Scientists claim to have figured out whether the chicken or the egg came first.

We’ve all fought about this subject, from kids in school to college professors, and from chickens to eggs. After many, many years of confusion, a team from the School of Earth Sciences at the University of Bristol in the United Kingdom has finally come up with an answer. So, recent theories say that dinosaurs, which are the ancestors of chickens, laid eggs millions of years before chickens did.

But experts have found that the chicken’s oldest reptile ancestors may not have laid eggs. These reptiles lived a long time ago, before dinosaurs. Definitely more important than the chicken-and-egg debates we used to have at school. The study, which was published in Nature Ecology & Evolution, looked at 51 extinct species and 29 living species by putting them into two groups: those that lay hard or soft eggs and those that give birth to live young, like humans.

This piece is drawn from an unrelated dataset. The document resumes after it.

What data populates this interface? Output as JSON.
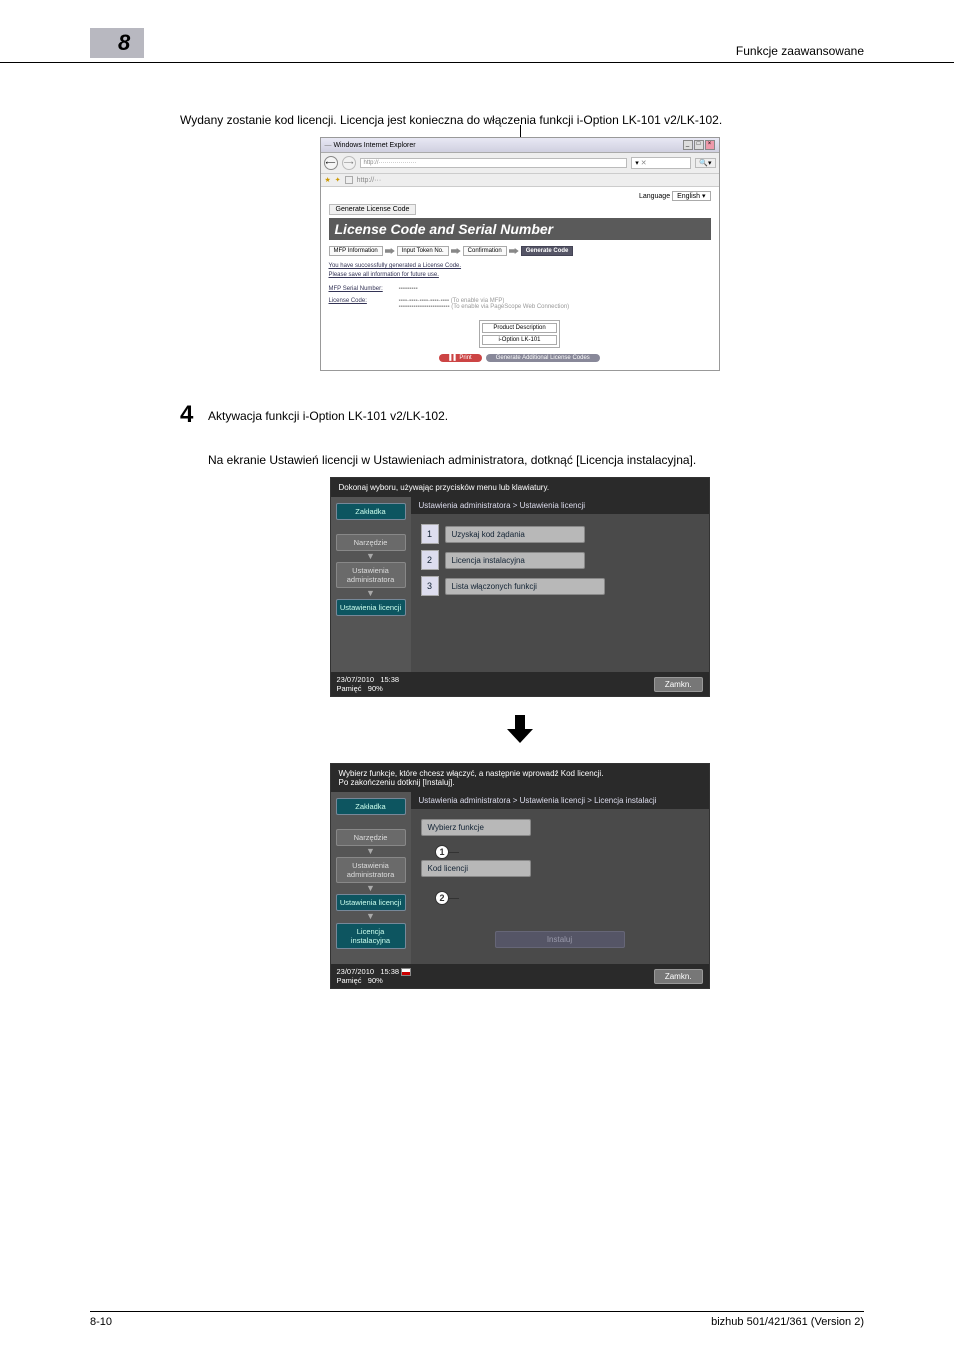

People think that the reptiles that came before chickens were viviparous, which means they had live babies instead of eggs. Researchers at Bristol University and Nanjing University in China think that this new discovery is even more amazing than the fact that some animals lay eggs with hard shells. Their research shows that the best way to protect this group of animals was for the mother to keep the baby inside her until it was born.

This means that back then, giving birth to a live chicken was safer than laying an egg. Michael Benton of the University of Bristol said, in much more technical language, that the first tetrapods to get legs from fish fins were mostly amphibious before the amniotes.Like amphibians like frogs and salamanders today, they had to live near or in water to eat and have babies.

When amniotes first showed up 320 million years ago, they were able to get out of the water because they had waterproof skin and other ways to control how much water they took in. But the amniotic egg was the key. He said that their work and the work of many others over the past few years have put an end to the old “reptile egg” model of texts.

Professor Baoyu Jiang, who led the study, said that this common view has been questioned. Biologists say that many lizards and snakes have a flexible way of having babies that includes both oviparity and viviparity. Sometimes, closely related species do both, and it turns out that lizards that give birth to live young can go back to laying eggs much more easily than was thought before.

So it looks like the argument has been settled, or at least weakened, because these experts have said that, scientifically, it may be the chicken that came first, but they’re both tasty.